Several risk factors for cardiovascular disease are well-known and commonly tested in routine checkups: blood pressure, cholesterol levels and body mass index, to name a few.
But up to one in five Americans has dangerous levels of the relatively unknown fatty acid lipoprotein(a) in their blood, according to The New York Times. Excessive lp(a) can accelerate formation of plaque in the arteries and promote blood clots.
“It’s sort of a double whammy,” Donald Lloyd-Jones, MD, a cardiologist at the Northwestern University Feinberg School of Medicine, told The Times. “Biologically, lp(a) both gets into the artery wall and causes damage there more easily.”
The newspaper told the story of Bob Harper, known for whipping contestants into shape on “The Biggest Loser.” This fitness trainer suffered a heart attack last February and was found to have high levels of the particle in his blood.
Another apparently healthy adult, 39-year-old Sandra Revill Tremulis, was considered to have a 1 percent risk of heart attack in her 40s based on the Framingham risk score.
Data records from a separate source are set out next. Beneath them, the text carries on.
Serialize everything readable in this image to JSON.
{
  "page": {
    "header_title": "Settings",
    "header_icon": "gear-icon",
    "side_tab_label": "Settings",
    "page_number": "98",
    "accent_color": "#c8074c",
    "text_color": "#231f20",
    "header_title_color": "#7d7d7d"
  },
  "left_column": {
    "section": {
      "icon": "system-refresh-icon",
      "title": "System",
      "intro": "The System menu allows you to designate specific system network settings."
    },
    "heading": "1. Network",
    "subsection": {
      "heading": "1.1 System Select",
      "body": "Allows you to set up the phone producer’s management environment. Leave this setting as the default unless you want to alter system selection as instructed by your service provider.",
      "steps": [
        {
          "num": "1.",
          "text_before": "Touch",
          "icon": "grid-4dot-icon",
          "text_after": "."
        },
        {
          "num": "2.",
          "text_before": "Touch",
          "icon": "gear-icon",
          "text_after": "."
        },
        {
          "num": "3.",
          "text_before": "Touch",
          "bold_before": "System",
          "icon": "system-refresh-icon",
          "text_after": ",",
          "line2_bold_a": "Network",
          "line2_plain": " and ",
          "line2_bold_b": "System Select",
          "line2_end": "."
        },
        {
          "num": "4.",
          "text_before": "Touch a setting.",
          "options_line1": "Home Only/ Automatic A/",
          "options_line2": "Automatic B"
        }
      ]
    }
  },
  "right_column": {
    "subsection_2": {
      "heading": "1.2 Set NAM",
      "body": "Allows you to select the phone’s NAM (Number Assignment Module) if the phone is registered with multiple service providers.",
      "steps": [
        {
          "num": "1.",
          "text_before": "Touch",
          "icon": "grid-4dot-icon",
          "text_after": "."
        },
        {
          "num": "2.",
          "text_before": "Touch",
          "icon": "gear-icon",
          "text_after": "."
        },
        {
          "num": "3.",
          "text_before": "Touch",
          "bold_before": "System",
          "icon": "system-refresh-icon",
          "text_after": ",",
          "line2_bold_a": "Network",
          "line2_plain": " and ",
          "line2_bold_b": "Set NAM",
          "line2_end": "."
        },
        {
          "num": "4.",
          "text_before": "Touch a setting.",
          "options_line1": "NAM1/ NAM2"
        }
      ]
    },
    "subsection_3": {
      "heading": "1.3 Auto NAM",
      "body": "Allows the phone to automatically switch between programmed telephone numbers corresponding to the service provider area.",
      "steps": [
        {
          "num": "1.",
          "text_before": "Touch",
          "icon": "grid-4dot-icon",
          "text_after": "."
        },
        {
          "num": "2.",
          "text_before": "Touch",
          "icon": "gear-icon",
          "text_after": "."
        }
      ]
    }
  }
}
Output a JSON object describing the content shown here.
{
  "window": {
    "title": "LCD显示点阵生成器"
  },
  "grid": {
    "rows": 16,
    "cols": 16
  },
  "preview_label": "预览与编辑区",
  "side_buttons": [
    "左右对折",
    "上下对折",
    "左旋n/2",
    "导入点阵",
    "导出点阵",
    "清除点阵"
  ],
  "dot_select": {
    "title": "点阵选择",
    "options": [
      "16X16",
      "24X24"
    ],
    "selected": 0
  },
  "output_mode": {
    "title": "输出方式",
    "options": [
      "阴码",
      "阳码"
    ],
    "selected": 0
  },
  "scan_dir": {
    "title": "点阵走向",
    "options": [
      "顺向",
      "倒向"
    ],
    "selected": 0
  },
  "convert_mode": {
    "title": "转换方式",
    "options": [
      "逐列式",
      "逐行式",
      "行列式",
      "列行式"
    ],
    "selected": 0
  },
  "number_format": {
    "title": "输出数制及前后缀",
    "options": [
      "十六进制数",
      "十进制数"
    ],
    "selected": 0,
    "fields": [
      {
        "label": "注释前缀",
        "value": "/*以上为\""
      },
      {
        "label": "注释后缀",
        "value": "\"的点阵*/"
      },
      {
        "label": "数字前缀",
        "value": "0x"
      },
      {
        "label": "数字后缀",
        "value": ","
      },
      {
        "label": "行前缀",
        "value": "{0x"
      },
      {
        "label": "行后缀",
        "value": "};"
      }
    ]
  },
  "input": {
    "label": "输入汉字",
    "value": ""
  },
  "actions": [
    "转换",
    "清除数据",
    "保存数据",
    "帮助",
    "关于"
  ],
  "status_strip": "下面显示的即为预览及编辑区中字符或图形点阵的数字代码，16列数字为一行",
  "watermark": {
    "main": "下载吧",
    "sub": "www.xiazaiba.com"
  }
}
But when she became extremely fatigued during workouts she went to see a cardiologist, who found she had a 95 percent blockage in one of her coronary arteries. Like Harper, she had high lp(a), possibly inherited from her father, who died of a heart attack at age 50.
According to The Times, diet and exercise have little impact on lp(a), which can triple the risk of having a heart attack or stroke at an early age.
“People don’t know about it, physicians don’t know about it, and we have to get an education program out there, but that’s expensive,” said Henry N. Ginsberg, MD, a professor of medicine at Columbia University. “I would say that somewhere between 15 to 20 percent of the population would clearly benefit from knowing that this is their problem.”